UNCENSORED, UNADULTERATED, UNDENIABLE, UNPROTECTED

Not That There’s Anything Wrong With That

Arcee: “GAAAAYYY”

V: “I think you’re calling yourself homosexual”

Arcee: “I’m calling the picture homosexual”

V: “It’s a picture of you”

Freudian Bieber Slip

Arcee: “Dammit, now I got my Boyfriend stuck in my head.”

Women’s Studies

On getting girls in a Women’s Studies class:

Arcee: “If you wanna get a girl in a Women’s History class, raise your hand and ask the professor why it’s called ‘history’ instead of ‘herstory.” 

Motivation

Arcee: “That’s my motivation for getting at this girl, so T won’t call me gay anymore”

V: “Why do you need motivation to be straight?”

Arcee: “NOOOOOOOOOOOOOOOOOOOOOO”

Texts

Arcee: “Drake sounds hella gay here”

K: “Yeah, that’s like a guy texting me ‘sleep next to me Kevin’”

Arcee: “NO, WHAT I SAID WAS ‘come over and sleep here with me’, GET IT RIGHT”

Bukkake Part 2

K: “She thought bukkake was a type of cookie”

Arcee: “HAHAHAHA”

V: “It is a food though”

Arcee: “WHAT?!”

V: “Yeah it’s a food”

Arcee: “EWW” 

V: “Not like that”

Ditto

K: “Another stupid question would be: if you could have sex with any Pokemon, what would it be? And it can’t be Ditto”

Arcee: “That would just be having sex with myself”

K: “Ditto doesn’t have to transform into you”

Pickup Lines

Arcee: “That dress looks becoming on you”

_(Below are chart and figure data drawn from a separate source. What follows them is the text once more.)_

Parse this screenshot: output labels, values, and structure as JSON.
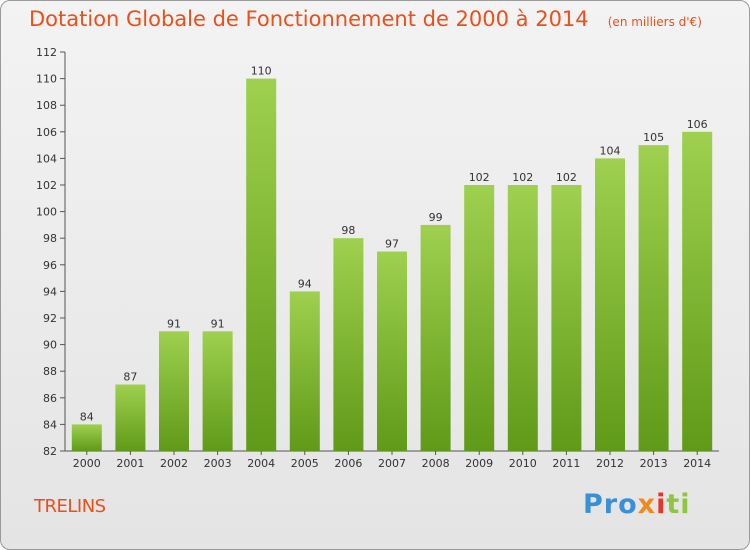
{
  "chart_data": {
    "type": "bar",
    "title": "Dotation Globale de Fonctionnement de 2000 à 2014",
    "unit_note": "(en milliers d'€)",
    "categories": [
      "2000",
      "2001",
      "2002",
      "2003",
      "2004",
      "2005",
      "2006",
      "2007",
      "2008",
      "2009",
      "2010",
      "2011",
      "2012",
      "2013",
      "2014"
    ],
    "values": [
      84,
      87,
      91,
      91,
      110,
      94,
      98,
      97,
      99,
      102,
      102,
      102,
      104,
      105,
      106
    ],
    "ylim": [
      82,
      112
    ],
    "yticks": [
      82,
      84,
      86,
      88,
      90,
      92,
      94,
      96,
      98,
      100,
      102,
      104,
      106,
      108,
      110,
      112
    ],
    "grid": false,
    "bar_color_top": "#9fd04f",
    "bar_color_bottom": "#5f9a18",
    "xlabel": "",
    "ylabel": ""
  },
  "commune": "TRELINS",
  "logo": {
    "text": "Proxiti",
    "colors": [
      "#3b8fd6",
      "#f08a1e",
      "#e8332a",
      "#8dc63f"
    ]
  },
  "accent_color": "#ec4f18"
}
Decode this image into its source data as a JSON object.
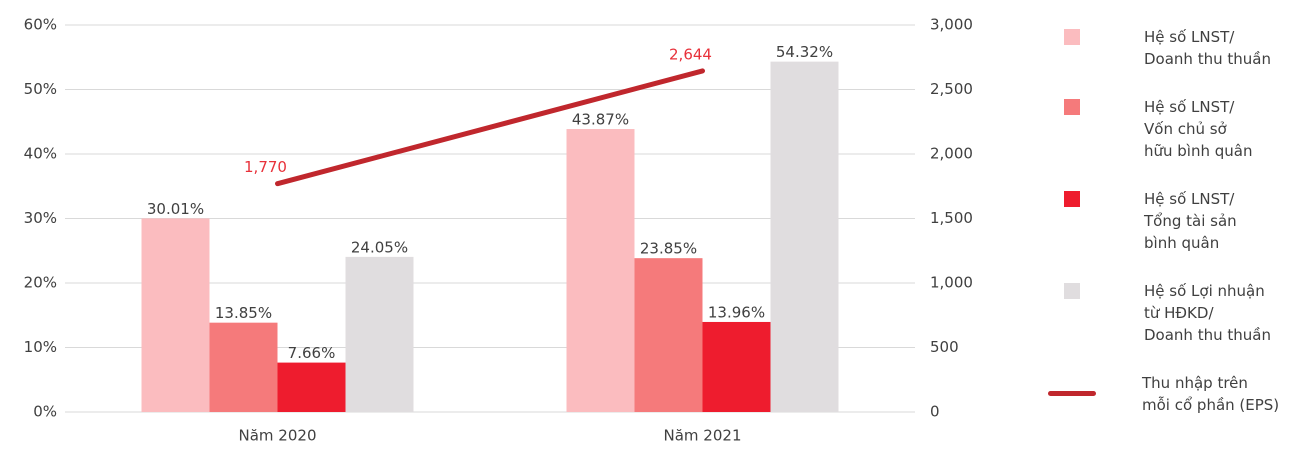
{
  "chart_data": {
    "type": "bar",
    "categories": [
      "Năm 2020",
      "Năm 2021"
    ],
    "series": [
      {
        "name": "Hệ số LNST/\nDoanh thu thuần",
        "color": "#fbbcbf",
        "values": [
          30.01,
          43.87
        ],
        "value_labels": [
          "30.01%",
          "43.87%"
        ]
      },
      {
        "name": "Hệ số LNST/\nVốn chủ sở\nhữu bình quân",
        "color": "#f57a7b",
        "values": [
          13.85,
          23.85
        ],
        "value_labels": [
          "13.85%",
          "23.85%"
        ]
      },
      {
        "name": "Hệ số LNST/\nTổng tài sản\nbình quân",
        "color": "#ee1c2e",
        "values": [
          7.66,
          13.96
        ],
        "value_labels": [
          "7.66%",
          "13.96%"
        ]
      },
      {
        "name": "Hệ số Lợi nhuận\ntừ HĐKD/\nDoanh thu thuần",
        "color": "#e0dddf",
        "values": [
          24.05,
          54.32
        ],
        "value_labels": [
          "24.05%",
          "54.32%"
        ]
      },
      {
        "name": "Thu nhập trên\nmỗi cổ phần (EPS)",
        "color": "#c0272d",
        "type": "line",
        "axis": "y2",
        "values": [
          1770,
          2644
        ],
        "value_labels": [
          "1,770",
          "2,644"
        ],
        "label_color": "#e8313a"
      }
    ],
    "ylim": [
      0,
      60
    ],
    "yticks": [
      {
        "value": 0,
        "label": "0%"
      },
      {
        "value": 10,
        "label": "10%"
      },
      {
        "value": 20,
        "label": "20%"
      },
      {
        "value": 30,
        "label": "30%"
      },
      {
        "value": 40,
        "label": "40%"
      },
      {
        "value": 50,
        "label": "50%"
      },
      {
        "value": 60,
        "label": "60%"
      }
    ],
    "y2lim": [
      0,
      3000
    ],
    "y2ticks": [
      0,
      500,
      {
        "value": 1000,
        "label": "1,000"
      },
      {
        "value": 1500,
        "label": "1,500"
      },
      {
        "value": 2000,
        "label": "2,000"
      },
      {
        "value": 2500,
        "label": "2,500"
      },
      {
        "value": 3000,
        "label": "3,000"
      }
    ],
    "grid": true,
    "legend": "right"
  }
}
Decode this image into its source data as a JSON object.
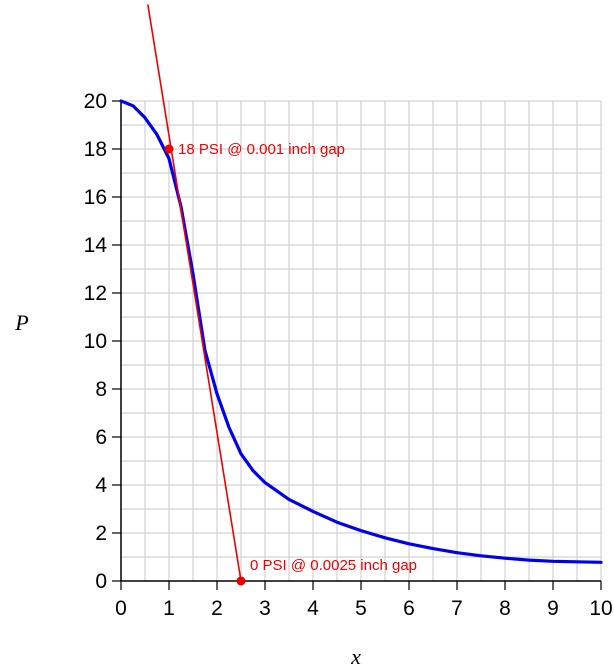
{
  "chart_data": {
    "type": "line",
    "xlabel": "x",
    "ylabel": "P",
    "xlim": [
      0,
      10
    ],
    "ylim": [
      0,
      20
    ],
    "x_ticks": [
      0,
      1,
      2,
      3,
      4,
      5,
      6,
      7,
      8,
      9,
      10
    ],
    "y_ticks": [
      0,
      2,
      4,
      6,
      8,
      10,
      12,
      14,
      16,
      18,
      20
    ],
    "grid": true,
    "series": [
      {
        "color": "#0000ee",
        "x": [
          0,
          0.25,
          0.5,
          0.75,
          1,
          1.25,
          1.5,
          1.75,
          2,
          2.25,
          2.5,
          2.75,
          3,
          3.5,
          4,
          4.5,
          5,
          5.5,
          6,
          6.5,
          7,
          7.5,
          8,
          8.5,
          9,
          9.5,
          10
        ],
        "y": [
          20,
          19.8,
          19.3,
          18.6,
          17.6,
          15.6,
          12.8,
          9.6,
          7.8,
          6.4,
          5.3,
          4.6,
          4.1,
          3.4,
          2.9,
          2.45,
          2.1,
          1.8,
          1.55,
          1.35,
          1.18,
          1.05,
          0.95,
          0.87,
          0.82,
          0.8,
          0.78
        ]
      },
      {
        "color": "#ee0000",
        "x": [
          0.56,
          2.5
        ],
        "y": [
          24,
          0
        ]
      }
    ],
    "points": [
      {
        "x": 1,
        "y": 18,
        "label": "18 PSI @ 0.001 inch gap",
        "color": "#ee0000"
      },
      {
        "x": 2.5,
        "y": 0,
        "label": "0 PSI @ 0.0025 inch gap",
        "color": "#ee0000"
      }
    ]
  }
}
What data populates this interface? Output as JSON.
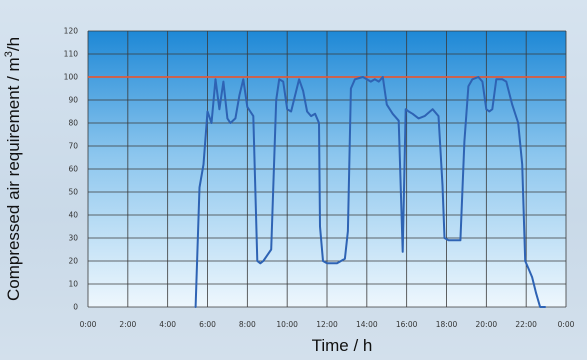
{
  "chart_data": {
    "type": "line",
    "title": "",
    "xlabel": "Time / h",
    "ylabel_main": "Compressed air requirement / m",
    "ylabel_sup": "3",
    "ylabel_tail": "/h",
    "xlim": [
      0,
      24
    ],
    "ylim": [
      0,
      120
    ],
    "x_ticks": [
      "0:00",
      "2:00",
      "4:00",
      "6:00",
      "8:00",
      "10:00",
      "12:00",
      "14:00",
      "16:00",
      "18:00",
      "20:00",
      "22:00",
      "0:00"
    ],
    "y_ticks": [
      "0",
      "10",
      "20",
      "30",
      "40",
      "50",
      "60",
      "70",
      "80",
      "90",
      "100",
      "110",
      "120"
    ],
    "grid": true,
    "colors": {
      "line": "#2e63b4",
      "reference": "#e05a3a",
      "plot_top": "#1e88d6",
      "plot_bottom": "#eef7fd",
      "grid": "#3a3a3a"
    },
    "reference_line": {
      "y": 100
    },
    "series": [
      {
        "x": [
          5.4,
          5.6,
          5.8,
          6.0,
          6.2,
          6.4,
          6.6,
          6.8,
          7.0,
          7.15,
          7.4,
          7.6,
          7.8,
          8.0,
          8.15,
          8.3,
          8.5,
          8.65,
          8.8,
          9.2,
          9.45,
          9.6,
          9.8,
          10.0,
          10.2,
          10.4,
          10.6,
          10.8,
          11.0,
          11.2,
          11.4,
          11.6,
          11.65,
          11.8,
          12.0,
          12.5,
          12.9,
          13.05,
          13.2,
          13.4,
          13.8,
          14.2,
          14.4,
          14.6,
          14.8,
          15.0,
          15.3,
          15.6,
          15.8,
          15.95,
          16.1,
          16.3,
          16.6,
          16.9,
          17.3,
          17.6,
          17.8,
          17.9,
          18.1,
          18.7,
          18.9,
          19.1,
          19.3,
          19.6,
          19.8,
          20.0,
          20.15,
          20.3,
          20.5,
          20.8,
          21.0,
          21.3,
          21.6,
          21.8,
          21.95,
          22.1,
          22.3,
          22.5,
          22.7,
          22.95
        ],
        "y": [
          0,
          52,
          62,
          85,
          80,
          99,
          86,
          98,
          82,
          80,
          82,
          92,
          99,
          87,
          85,
          83,
          20,
          19,
          20,
          25,
          90,
          99,
          98,
          86,
          85,
          92,
          99,
          94,
          85,
          83,
          84,
          80,
          35,
          20,
          19,
          19,
          21,
          33,
          95,
          99,
          100,
          98,
          99,
          98,
          100,
          88,
          84,
          81,
          24,
          86,
          85,
          84,
          82,
          83,
          86,
          83,
          53,
          30,
          29,
          29,
          72,
          96,
          99,
          100,
          98,
          86,
          85,
          86,
          99,
          99,
          98,
          88,
          80,
          62,
          20,
          17,
          13,
          6,
          0,
          0
        ]
      }
    ]
  }
}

Arcee: “If I was on you, I’d be coming too”

Filipinos

Arcee: “Filipinos post the corniest shit on tumblr”

V: “Why’s it gotta be Filipinos?”

Arcee: “I don’t know, it must be in their blood or something” 

Bukkake

Arcee: “In high school I yelled out ‘bukkake’ in class and only one person laughed”

Arcee: “I told you, I went to a white school!”